In "Sights, Sounds and Soul," an exhibit opening Saturday at the Minnesota History Center, you can see Prince with an Afro, Terry Lewis in a homemade superhero outfit and Cynthia Johnson in the same photo (in her band with Lewis, Flyte Tyme) before she recorded "Funkytown," wearing a green headdress cut from her Miss Black Minnesota USA gown. You can also see kids wading in Lake Calhoun, fashion models walking and men laughing over barbecue.
Chamblis' legacy, which includes more than 2,000 photos in the Historical Society archives, is nothing less than a document of the Twin Cities African-American community at play, during the heady decade before "Purple Rain." It's a window on creativity in de facto segregation, when interracial bands such as Paul Johnson's Runway couldn't get gigs at clubs catering to whites. Instead they turned to a circuit that included the Taste, where the group — in one Chamblis photo — jumps and cowbells in matching shiny uniforms.

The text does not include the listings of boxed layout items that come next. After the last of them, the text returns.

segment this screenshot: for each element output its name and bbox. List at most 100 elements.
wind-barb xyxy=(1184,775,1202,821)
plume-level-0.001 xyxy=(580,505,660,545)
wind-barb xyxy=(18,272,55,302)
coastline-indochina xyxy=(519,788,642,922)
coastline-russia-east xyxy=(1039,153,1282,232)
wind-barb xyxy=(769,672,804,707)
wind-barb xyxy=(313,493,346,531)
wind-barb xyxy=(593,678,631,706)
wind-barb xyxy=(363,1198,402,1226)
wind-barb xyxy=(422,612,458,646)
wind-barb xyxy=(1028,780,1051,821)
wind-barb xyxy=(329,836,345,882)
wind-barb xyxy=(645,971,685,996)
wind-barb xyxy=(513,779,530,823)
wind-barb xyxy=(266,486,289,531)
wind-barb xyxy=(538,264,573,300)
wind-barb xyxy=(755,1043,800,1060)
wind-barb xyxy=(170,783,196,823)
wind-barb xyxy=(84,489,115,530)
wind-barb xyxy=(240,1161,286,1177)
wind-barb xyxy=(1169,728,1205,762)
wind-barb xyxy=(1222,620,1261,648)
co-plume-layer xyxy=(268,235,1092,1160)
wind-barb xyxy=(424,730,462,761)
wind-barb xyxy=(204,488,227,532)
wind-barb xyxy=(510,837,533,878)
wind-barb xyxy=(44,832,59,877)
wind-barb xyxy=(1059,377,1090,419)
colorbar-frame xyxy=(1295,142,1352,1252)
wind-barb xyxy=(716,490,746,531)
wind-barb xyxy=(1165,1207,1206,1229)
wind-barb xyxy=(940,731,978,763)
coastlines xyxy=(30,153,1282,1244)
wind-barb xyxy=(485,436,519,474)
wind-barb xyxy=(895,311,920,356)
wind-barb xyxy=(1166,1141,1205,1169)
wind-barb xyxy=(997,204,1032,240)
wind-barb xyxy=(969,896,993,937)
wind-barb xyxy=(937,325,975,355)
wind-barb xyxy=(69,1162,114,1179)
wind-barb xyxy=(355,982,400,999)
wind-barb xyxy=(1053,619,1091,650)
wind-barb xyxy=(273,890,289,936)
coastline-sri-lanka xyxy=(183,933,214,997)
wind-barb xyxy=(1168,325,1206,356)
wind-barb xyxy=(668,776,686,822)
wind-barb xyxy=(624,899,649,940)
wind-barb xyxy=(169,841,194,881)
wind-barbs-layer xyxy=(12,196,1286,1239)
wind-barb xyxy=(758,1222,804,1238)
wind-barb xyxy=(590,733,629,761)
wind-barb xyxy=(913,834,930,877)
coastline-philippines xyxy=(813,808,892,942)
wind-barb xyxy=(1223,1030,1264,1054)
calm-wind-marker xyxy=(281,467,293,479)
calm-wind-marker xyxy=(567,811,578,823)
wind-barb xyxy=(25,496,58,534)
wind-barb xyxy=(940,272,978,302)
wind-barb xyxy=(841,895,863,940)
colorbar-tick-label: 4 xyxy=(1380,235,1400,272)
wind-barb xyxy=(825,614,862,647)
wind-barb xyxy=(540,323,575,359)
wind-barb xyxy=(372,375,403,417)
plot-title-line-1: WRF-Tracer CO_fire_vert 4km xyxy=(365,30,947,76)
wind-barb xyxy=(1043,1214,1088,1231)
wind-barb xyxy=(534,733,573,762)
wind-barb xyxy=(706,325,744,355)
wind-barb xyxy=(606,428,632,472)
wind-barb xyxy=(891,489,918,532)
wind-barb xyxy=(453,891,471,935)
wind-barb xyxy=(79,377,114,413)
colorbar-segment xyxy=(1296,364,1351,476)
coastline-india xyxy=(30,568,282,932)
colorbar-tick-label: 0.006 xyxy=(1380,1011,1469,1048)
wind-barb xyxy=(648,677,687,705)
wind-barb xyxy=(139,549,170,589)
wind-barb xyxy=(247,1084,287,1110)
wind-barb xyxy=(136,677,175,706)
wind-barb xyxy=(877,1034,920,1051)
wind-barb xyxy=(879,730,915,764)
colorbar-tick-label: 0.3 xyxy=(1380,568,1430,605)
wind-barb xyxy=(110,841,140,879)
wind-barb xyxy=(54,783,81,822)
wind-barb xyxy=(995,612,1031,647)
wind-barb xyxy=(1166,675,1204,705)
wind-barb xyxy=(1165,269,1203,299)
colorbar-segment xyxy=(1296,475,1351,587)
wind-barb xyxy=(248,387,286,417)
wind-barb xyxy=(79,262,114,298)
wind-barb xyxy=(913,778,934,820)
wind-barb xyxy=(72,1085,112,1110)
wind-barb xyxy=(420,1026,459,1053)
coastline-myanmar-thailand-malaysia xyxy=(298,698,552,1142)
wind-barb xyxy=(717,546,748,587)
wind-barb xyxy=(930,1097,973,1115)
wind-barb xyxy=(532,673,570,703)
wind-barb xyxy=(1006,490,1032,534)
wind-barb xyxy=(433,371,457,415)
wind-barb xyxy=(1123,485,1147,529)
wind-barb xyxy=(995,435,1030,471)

"The perception is these are really rough places," says Jon Kirby of Chicago's Numero Group, which released the 2013 box set "Purple Snow: Forecasting the Minneapolis Sound," with a Chamblis photo (at the Taste) on the cover. "I think the photos dispel the wrong-side-of-the-tracks notion."
With another recent compilation also featuring Chamblis photos, "Twin Cities Funk & Soul: Lost R&B Grooves From Minneapolis/St. Paul 1964-1979" (on Secret Stash Records), the scene he loved only grows in fascination.
The Pictureman was as much a part of this world as Prince, whose gap in the archive can be explained by the fact that at one point, the musician bought all the pictures of himself from Chamblis.